Lekoil, a listed company, argues that the law does not require Optimum’s nod before the Minister can give a consent. Indeed, Optimum is pushing for a renegotiation of terms and Lekoil is pushing back.
“We are trying to work through the process, one lawyer close to both parties says, adding “although it’s not always clear what the process is. This is clearly an issue highlighting how difficult it is to do business in Nigeria.

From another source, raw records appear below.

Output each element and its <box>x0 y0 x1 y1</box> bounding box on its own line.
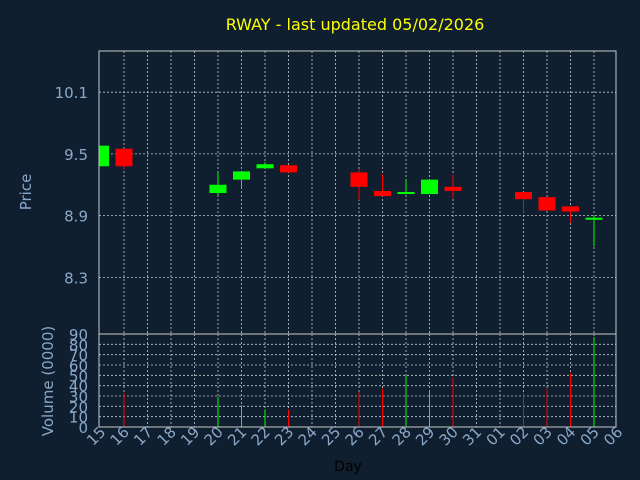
price-axis-label: Price <box>17 174 35 211</box>
volume-y-tick-label: 90 <box>69 326 88 344</box>
candle-30 <box>444 174 462 199</box>
volume-y-tick-label: 60 <box>69 357 88 375</box>
volume-bars <box>123 337 595 427</box>
candle-04 <box>562 206 579 223</box>
candle-body <box>397 191 415 195</box>
price-y-tick-label: 8.9 <box>64 208 88 226</box>
volume-axis-label: Volume (0000) <box>39 326 57 436</box>
volume-y-tick-label: 10 <box>69 409 88 427</box>
candle-05 <box>585 215 603 247</box>
candle-15 <box>99 145 109 167</box>
candle-26 <box>350 169 368 201</box>
x-axis-label: Day <box>334 459 362 475</box>
candle-body <box>99 145 109 167</box>
volume-y-tick-label: 30 <box>69 388 88 406</box>
candle-21 <box>233 171 250 188</box>
candle-body <box>538 197 556 211</box>
x-tick-labels: 1516171819202122232425262728293031010203… <box>83 423 626 449</box>
candle-body <box>115 148 133 167</box>
candle-body <box>444 186 462 191</box>
candle-body <box>209 184 227 194</box>
price-y-tick-label: 10.1 <box>55 84 88 102</box>
volume-frame <box>98 333 617 428</box>
candle-02 <box>515 191 532 213</box>
candle-body <box>233 171 250 180</box>
candle-body <box>562 206 579 212</box>
candle-20 <box>209 172 227 196</box>
candle-body <box>280 165 297 173</box>
volume-y-tick-label: 0 <box>78 419 88 437</box>
price-panel: 10.1 9.5 8.9 8.3 Price <box>17 50 617 335</box>
volume-y-tick-label: 40 <box>69 378 88 396</box>
volume-y-tick-label: 20 <box>69 398 88 416</box>
candle-body <box>350 172 368 187</box>
candlesticks <box>99 145 603 247</box>
candle-23 <box>280 165 297 173</box>
price-y-tick-label: 8.3 <box>64 269 88 287</box>
candle-body <box>374 190 391 197</box>
candle-28 <box>397 179 415 195</box>
volume-y-tick-label: 50 <box>69 367 88 385</box>
candle-body <box>585 217 603 220</box>
candle-16 <box>115 148 133 170</box>
candle-22 <box>256 162 274 169</box>
candle-03 <box>538 197 556 211</box>
volume-y-tick-label: 70 <box>69 347 88 365</box>
candle-body <box>515 191 532 200</box>
chart-title: RWAY - last updated 05/02/2026 <box>226 15 485 34</box>
candle-27 <box>374 174 391 197</box>
candle-body <box>256 164 274 169</box>
volume-y-tick-label: 80 <box>69 336 88 354</box>
candle-29 <box>421 179 438 195</box>
candle-body <box>421 179 438 195</box>
price-y-tick-label: 9.5 <box>64 146 88 164</box>
price-y-ticks: 10.1 9.5 8.9 8.3 <box>55 84 88 287</box>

“The delay in regulatory consent for Lekoil on this block stands in the way of the company’s plans for the development of a work programme for the Ogo field (the only discovery on the block) for which it has signed an MoU with GE Oil & Gas, now Baker Hughes, a GE company.’’
Lekoil had said it is also in discussions with other potential partners for the financing of the appraisal programme, following which, and subject to the fulfillment of a number of conditions including a positive well result, Baker Hughes, through a consortium SPV, and Lekoil, through its funding partners, intend to invest funds towards the full field development capital of the project.
An expert view
According to an expert in Bloomfield Law Practice who is close to the deal explained that all suggestions regarding the delay in the grant of assent are based on speculation.
‘‘However, speculations have suggested that Optimum, the partner to Lekoil, did not grant consent to the acquisition of equity from Afren in the purchase of the oil block. Optimum on the other hand, has delayed in its consent to the transaction. This has been suggested to be the crux of the delay in the grant of ministerial consent.
“It is probable that Optimum may have a hand in the delay in the grant of ministerial consent as explored above.”
The expert noted that the implication of the delay of the grant of consent for Lekoil on this block is the bureaucracy and red tape introduced in the way of the company’s plans for the development of the Ogo field in OPL 310, adding that Lekoil had signed an MoU with GE Oil & Gas, which has not been carried through because of the delays in the acquisition.
He noted that financiers tend to tie their investment to the project, and thus, the stalling of the process will inevitably affect the outlook of investors and potential investors.
In this case, he said the potential financiers may begin to question the bankability of the overall project, and thus the chance of withdrawal may rise. Nonetheless, he disclosed that there has been no report of any such withdrawals as of yet.